The two donated their funds raised to date to Pacific Wild before leaving, said Dombek.
The trip itself has taken them up the coast, often running through tidal flats and by the odd glacier on the way north. Navigation was done by maps, with redundancy in the form of an independent GPS and their phones.
"We're both a fan of paper charts," Godfrey laughed, as he traced the route north, showing where they'd camped.
The men said they picked a canoe for a few reasons; ease of loading, and higher gunwales for ocean chop. Their canoe, 18.5 feet long, carried more than 700 pounds, between their gear, supplies and themselves, Godfrey guessed.
"It's a lot easier to load, and you can fit more gear," Dombek said. "We wouldn't have wanted to do it in any other boat."
Camping was largely on whichever beach looked promising, or islands where they could find them, for security from bears and other wildlife. Carnivorous wildlife was a concern that they took precautions for every night, but nothing ever troubled them, the men said.
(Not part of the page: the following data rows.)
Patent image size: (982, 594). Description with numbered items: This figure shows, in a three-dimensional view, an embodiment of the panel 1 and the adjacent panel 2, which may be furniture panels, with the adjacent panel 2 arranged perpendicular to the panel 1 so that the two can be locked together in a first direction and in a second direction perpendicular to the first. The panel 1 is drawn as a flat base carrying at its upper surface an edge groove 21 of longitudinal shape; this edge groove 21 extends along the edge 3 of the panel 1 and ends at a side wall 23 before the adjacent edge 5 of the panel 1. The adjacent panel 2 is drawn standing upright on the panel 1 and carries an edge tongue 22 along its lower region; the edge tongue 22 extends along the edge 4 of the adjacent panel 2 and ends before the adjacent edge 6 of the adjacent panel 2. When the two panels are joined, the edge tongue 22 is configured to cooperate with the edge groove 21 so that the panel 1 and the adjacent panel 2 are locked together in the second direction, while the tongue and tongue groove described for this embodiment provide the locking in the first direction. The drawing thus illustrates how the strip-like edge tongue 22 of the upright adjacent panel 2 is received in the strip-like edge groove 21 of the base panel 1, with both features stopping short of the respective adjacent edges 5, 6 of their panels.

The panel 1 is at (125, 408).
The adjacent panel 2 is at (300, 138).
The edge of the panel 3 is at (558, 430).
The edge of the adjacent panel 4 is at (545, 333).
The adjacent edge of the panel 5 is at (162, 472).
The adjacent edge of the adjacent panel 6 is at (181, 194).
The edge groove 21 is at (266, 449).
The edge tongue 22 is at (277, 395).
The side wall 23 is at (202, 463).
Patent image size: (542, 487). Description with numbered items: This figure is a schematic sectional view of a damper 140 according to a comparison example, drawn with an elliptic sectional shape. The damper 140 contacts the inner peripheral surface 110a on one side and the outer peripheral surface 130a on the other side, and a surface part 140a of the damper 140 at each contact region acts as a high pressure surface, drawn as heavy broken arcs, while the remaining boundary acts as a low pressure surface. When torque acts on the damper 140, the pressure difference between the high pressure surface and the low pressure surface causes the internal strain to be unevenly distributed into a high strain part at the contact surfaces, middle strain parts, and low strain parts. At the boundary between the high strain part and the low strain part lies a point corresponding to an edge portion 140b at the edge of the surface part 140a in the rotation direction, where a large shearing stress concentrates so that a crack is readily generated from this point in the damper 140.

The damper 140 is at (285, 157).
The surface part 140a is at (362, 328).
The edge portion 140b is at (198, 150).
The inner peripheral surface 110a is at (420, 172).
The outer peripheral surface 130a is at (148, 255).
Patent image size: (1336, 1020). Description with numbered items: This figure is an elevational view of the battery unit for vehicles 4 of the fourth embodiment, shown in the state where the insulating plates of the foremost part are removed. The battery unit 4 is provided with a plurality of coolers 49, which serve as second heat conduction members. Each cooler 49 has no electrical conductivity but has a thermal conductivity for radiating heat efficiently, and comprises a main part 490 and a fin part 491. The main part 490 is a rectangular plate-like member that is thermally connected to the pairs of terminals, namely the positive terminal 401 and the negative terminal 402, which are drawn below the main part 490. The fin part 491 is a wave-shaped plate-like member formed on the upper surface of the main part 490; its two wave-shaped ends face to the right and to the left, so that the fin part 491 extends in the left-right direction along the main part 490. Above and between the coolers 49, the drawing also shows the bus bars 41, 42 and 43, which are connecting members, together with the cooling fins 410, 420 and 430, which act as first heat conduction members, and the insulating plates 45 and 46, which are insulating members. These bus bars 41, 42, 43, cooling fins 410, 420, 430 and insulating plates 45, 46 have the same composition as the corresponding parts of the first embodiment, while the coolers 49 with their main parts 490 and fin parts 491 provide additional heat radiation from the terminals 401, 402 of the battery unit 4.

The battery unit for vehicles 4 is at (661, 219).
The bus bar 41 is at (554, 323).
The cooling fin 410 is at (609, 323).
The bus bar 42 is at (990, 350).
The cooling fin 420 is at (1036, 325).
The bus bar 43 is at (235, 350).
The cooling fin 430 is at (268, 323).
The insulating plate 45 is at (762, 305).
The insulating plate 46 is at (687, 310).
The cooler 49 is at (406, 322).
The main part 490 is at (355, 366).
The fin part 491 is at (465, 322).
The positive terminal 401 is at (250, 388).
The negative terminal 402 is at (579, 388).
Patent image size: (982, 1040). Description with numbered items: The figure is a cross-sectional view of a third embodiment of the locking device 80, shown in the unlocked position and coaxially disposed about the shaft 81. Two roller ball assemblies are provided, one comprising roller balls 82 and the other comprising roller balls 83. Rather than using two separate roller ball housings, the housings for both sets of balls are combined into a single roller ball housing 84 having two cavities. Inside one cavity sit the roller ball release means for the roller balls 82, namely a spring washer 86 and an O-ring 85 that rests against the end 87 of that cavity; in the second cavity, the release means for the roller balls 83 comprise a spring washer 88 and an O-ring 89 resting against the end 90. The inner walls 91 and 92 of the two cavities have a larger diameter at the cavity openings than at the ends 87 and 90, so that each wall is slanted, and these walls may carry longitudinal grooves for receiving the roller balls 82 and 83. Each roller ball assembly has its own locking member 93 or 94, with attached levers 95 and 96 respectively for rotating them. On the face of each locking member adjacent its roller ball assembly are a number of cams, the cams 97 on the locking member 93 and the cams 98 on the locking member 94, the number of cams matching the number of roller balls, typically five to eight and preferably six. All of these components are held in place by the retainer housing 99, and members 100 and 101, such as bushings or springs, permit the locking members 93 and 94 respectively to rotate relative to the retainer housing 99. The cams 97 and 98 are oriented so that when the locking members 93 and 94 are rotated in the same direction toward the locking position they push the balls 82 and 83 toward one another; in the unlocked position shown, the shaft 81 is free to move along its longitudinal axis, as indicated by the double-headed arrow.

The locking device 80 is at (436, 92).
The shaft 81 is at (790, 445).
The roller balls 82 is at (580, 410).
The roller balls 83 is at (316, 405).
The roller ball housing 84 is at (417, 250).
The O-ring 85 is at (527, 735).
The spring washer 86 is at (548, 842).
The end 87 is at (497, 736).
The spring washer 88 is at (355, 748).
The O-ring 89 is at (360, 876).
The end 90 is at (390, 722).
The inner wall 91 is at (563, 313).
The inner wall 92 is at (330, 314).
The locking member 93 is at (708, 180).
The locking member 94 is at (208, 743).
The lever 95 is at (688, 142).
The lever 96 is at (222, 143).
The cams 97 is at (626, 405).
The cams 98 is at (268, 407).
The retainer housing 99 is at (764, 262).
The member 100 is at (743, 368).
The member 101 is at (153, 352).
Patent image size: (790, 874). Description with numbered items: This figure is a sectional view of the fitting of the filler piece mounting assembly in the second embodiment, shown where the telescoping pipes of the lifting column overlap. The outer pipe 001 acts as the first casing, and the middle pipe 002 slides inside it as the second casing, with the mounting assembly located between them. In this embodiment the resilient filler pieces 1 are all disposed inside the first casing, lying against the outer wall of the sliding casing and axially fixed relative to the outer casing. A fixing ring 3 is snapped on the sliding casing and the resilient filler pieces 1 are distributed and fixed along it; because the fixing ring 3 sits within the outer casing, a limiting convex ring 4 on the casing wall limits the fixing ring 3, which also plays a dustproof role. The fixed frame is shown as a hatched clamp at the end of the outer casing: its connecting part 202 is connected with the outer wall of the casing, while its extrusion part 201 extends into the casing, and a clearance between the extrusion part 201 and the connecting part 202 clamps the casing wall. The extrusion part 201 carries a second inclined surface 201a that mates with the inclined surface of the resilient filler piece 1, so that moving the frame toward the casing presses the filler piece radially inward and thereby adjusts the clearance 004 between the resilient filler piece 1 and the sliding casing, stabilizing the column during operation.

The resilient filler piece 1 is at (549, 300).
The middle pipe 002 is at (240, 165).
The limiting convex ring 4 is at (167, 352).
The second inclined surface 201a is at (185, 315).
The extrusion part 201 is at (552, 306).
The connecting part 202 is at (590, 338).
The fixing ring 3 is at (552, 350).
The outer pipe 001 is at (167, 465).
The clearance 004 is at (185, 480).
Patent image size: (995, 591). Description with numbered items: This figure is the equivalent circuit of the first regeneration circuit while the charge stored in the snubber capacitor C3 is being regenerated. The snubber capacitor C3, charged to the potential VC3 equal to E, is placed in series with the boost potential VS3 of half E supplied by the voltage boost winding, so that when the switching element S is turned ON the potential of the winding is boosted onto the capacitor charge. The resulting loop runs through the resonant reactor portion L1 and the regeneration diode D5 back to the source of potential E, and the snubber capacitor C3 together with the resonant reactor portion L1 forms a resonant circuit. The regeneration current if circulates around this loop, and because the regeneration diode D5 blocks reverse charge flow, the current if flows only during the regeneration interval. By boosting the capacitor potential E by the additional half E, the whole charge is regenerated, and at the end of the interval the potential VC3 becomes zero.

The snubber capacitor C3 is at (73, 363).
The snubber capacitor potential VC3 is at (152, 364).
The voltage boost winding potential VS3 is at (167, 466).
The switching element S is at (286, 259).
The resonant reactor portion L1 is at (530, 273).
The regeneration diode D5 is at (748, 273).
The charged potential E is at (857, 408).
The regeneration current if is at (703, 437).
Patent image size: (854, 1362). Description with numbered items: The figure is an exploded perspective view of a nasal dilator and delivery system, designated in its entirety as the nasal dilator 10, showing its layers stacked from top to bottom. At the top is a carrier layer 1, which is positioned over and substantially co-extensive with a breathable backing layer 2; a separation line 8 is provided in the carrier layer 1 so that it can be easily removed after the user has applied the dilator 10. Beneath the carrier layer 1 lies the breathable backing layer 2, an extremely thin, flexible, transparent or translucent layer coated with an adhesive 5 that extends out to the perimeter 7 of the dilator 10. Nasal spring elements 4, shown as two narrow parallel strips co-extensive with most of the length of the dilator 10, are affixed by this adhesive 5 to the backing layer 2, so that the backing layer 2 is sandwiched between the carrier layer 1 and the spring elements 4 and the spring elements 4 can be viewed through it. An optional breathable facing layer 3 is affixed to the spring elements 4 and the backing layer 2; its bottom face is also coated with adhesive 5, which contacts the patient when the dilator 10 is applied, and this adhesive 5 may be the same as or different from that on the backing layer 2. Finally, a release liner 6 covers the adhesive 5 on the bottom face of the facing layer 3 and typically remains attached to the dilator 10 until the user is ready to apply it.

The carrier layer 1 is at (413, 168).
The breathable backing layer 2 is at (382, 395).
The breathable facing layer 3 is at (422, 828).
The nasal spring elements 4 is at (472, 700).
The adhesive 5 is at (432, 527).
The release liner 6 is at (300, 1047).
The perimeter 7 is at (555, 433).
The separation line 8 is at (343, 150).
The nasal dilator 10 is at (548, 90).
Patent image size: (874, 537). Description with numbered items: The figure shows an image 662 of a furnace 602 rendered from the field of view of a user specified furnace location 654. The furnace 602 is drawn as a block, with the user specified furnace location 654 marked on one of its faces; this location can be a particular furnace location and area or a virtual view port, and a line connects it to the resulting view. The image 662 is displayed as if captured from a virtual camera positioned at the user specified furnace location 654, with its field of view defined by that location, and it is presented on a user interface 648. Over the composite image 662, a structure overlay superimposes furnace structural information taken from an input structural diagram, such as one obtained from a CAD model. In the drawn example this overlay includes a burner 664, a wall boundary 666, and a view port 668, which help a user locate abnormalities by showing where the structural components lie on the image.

"You have to be aware of potentially dangerous animals," Dombek said. "You just sleep a little better on an island"
The trip was free of any serious trouble, and good weather for the majority, Dombek said. Godfrey added that there were a few days of rough seas where they elected not to go out, and a few 5-8 mile ocean crossings to get across inlets that would take far too long to go down and out again.
Their biggest problem, perhaps, was running out of things to talk about as they paddled alone but for each other for two months.
"There were some days when it'd just be quiet," Godfrey said. "We just had nothing else to say."
From here, the boys will meet their fathers and make their way up to Glacier Bay and do some canoeing with them.
"We're excited to share with someone else," Dombek said.
They don't have any other trips like this planned, though Godfrey added that they were both always thinking about other trips. Both men laughed and added that the next one probably won't be quite as long; 55 days is a long time to paddle.
"There's an aspect of seeing how what you can do: how far can you go?" Godfrey said.